A frase “não basta ser honesto, tem de parecer honesto” está sendo usada de uma maneira cínica ultimamente. Muita gente tem se mascarado nestes dizeres e, num instante de sombra, disfarça, surrupia, troca o basta pelo precisa como se não houvesse diferença entre um e outro.

quarta-feira, 15 de agosto de 2012

Comodismo

As pessoas nem sempre têm olhos para o belo e o profundo. Preferem se acomodar no convencional.

segunda-feira, 13 de agosto de 2012

Quadra

Fim de tarde de domingo.  Pai e filho jogavam futebol na quadra society. O adulto, magro e tímido, se empolgava em ver o menininho esbanjar alegria a cada lance. Seus olhinhos brilhavam como duas estrelas. De repente, um desabafo longínquo se misturou ao anoitecer. “Pena que eu não posso mais jogar”, gritou um homem de meia-idade, à distância, com as mãos agarradas nas cercas. “Nossa, como sinto falta daquele tempo, em que jogava aí, o dia inteiro, com os amigos”, disse, em tom suave, com a voz ecoando pela quadra quase vazia. E repetiu a frase. A noite seguiu o ritmo da prosa. Desceu serena, como toque de encerramento da conversa. “Você ainda pode jogar”, respondeu o pai, tentando incentivar. “Não dá, sou infartado, não dá. Mas eu corro, tudo bem, tudo bem, eu corro”, emendou o homem, baixinho, cabelos grisalhos e olhinhos saltitantes atrás de óculos arredondados. Então aquela figura pura foi embora rápido, falando algo para si. A cena não foi triste. Apenas verdadeira. O menininho logo quis continuar o jogo. E o pai ficou pensando, enquanto tocava de leve na bola, em como aquele desabafo não carregava rancor, mas ternura. Pensou nisso já antecipando o dia em que não puder mais jogar com o menino, quando seu coração não sustentar as necessidades da juventude. Olhou para a criança, cuja preocupação eram as jogadas a serem feitas. “Lança para eu dar de cabeça, papai”. Ele estava seguro com a companhia do pai. “Feliz dia dos pais. Te amo muito, muito, papai”. O pai admirou aquela figura típica de um livro de Tolstoi. Iria guardar o diálogo curto, absorver cada palavra daquela aparição. Nada de lamento. Um dia ele iria fazer como aquele homem. Evitaria a amargura. Começara desde já a amar a própria saudade.

Companheira

Dor, eterna companheira do homem. A dor crônica da artrite dos que se cansaram de andar. A dor aguda dos que se aventuraram em tentar e recuaram para prosseguir. A dor lancinante de uma facada. A dor inflamatória de uma ferida que não seca. A dor de se sentir longe do alarido da infância. A dor das promessas não cumpridas. A dor das mentiras não reveladas. A dor das verdades jamais percebidas. A dor de falar e ninguém ouvir. A dor de ouvir os que não sabem falar. A dor das despedidas obrigatórias. A dor da chegada, a dor da partida. Os jovens sentem dor no crescimento. Os adultos, no envelhecimento. E existe a dor das incertezas. Para curar a dor das certezas. A dor do nada, daquilo que não tem motivo para nos fazer chorar. A dor no estômago de tanto rir. A dor de dente que nos tira da reunião importante. A dor do que já passou. A dor do que ainda virá. Dor somática, atributo divino que faz a vida girar. E doer. A dor na coluna aponta para a idade, a dor de cabeça nos mostra a realidade. Somos sós, isso nos remete à dor da unicidade. Todas as dores são suportáveis, por serem dolorosas companheiras. Dolorosamente nos apontam o caminho. A única dor que não passa nunca é a de quem tenta fingir que não sente dor. É a dor de quem se cala diante do amor.

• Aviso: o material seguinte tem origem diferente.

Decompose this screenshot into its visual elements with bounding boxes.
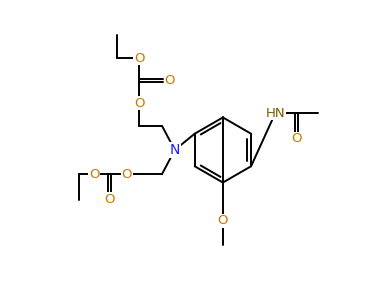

quarta-feira, 8 de agosto de 2012

Descoberta

Primeiro foi no civil. Alguns anos depois, no religioso. Um dia, porém, ele sentiu saudades daquele mau humor feminino, que a deixava irritadinha apenas por perder uma chave. Foi quando ele percebeu, definitivamente, que estava casado.

segunda-feira, 6 de agosto de 2012

Trave

Quando menino, as bolas que batiam na trave o fascinavam. Mais do que saber o resultado do jogo, perguntava para o pai quantas bolas tinham acertado o poste. Talvez associasse a finura da trave ao fato de ser magro. A importância da trave minimizava a sensação de ser frágil. Encantava-se com a sutileza deste limite entre a conquista e a frustração. Era um prazer ver seu time chutar na trave. Era a sensação de ter chegado até a meta. Era o sorriso de amor da linda menina, que já tinha namorado. Era a nota oito insuficiente para não ficar de recuperação em matemática. A bola na trave simbolizava um estímulo para seguir em frente. Possibilitava a criação. A trave, generosa, pede para que a acertem. De maneira bíblica doa seu corpo para que continuemos a acreditar em nossas capacidades. Para dividir com ela a responsabilidade por nossas agruras. A superfície dura, de ferro, traz uma mensagem doce, de esperança. A trave não permite o gol, mas faz nos sentir com o dever cumprido. À noite, quando o estádio fica vazio e silencioso, a trave segue impávida, sob o sereno, já sem a companhia das redes. Ela é convicta em sua missão. Chova ou faça sol não muda de posição. Insiste em nos mostrar o caminho. Aponta quando estamos perto do acerto. Bem que ele queria, nos dias que seu time perdia, ter uma no seu quarto, para consolá-lo. Ela enxugaria suas lágrimas e diria uma frase mágica, que só as traves nos induzem a pensar nos momentos mais difíceis: “da próxima vez...”

quinta-feira, 2 de agosto de 2012

Cientista

Einstein era um gênio não por causa de seu conhecimento científico. Ele sabia integrá-lo à sabedoria e à ignorância humanas, relativizando uma na outra. Einstein intuía sua ciência, na crença religiosa de que a relatividade existe tanto no universo quanto na vida terrestre. Nos movimentos cósmicos e nas batidas de nosso coração. Na pressão do vento e nas sutilezas da alma. A fórmula que Einstein apresentou resumia em números a dança do mundo visual com o oculto. Sua relatividade não se restringe à sua vaidade, à sua inteligência, aos seus estudos. Ele a compartilhou com todos nós. É nossa. Está no cosmos e na energia que nos move, na massa que nos compõe e na luz que nos ilumina.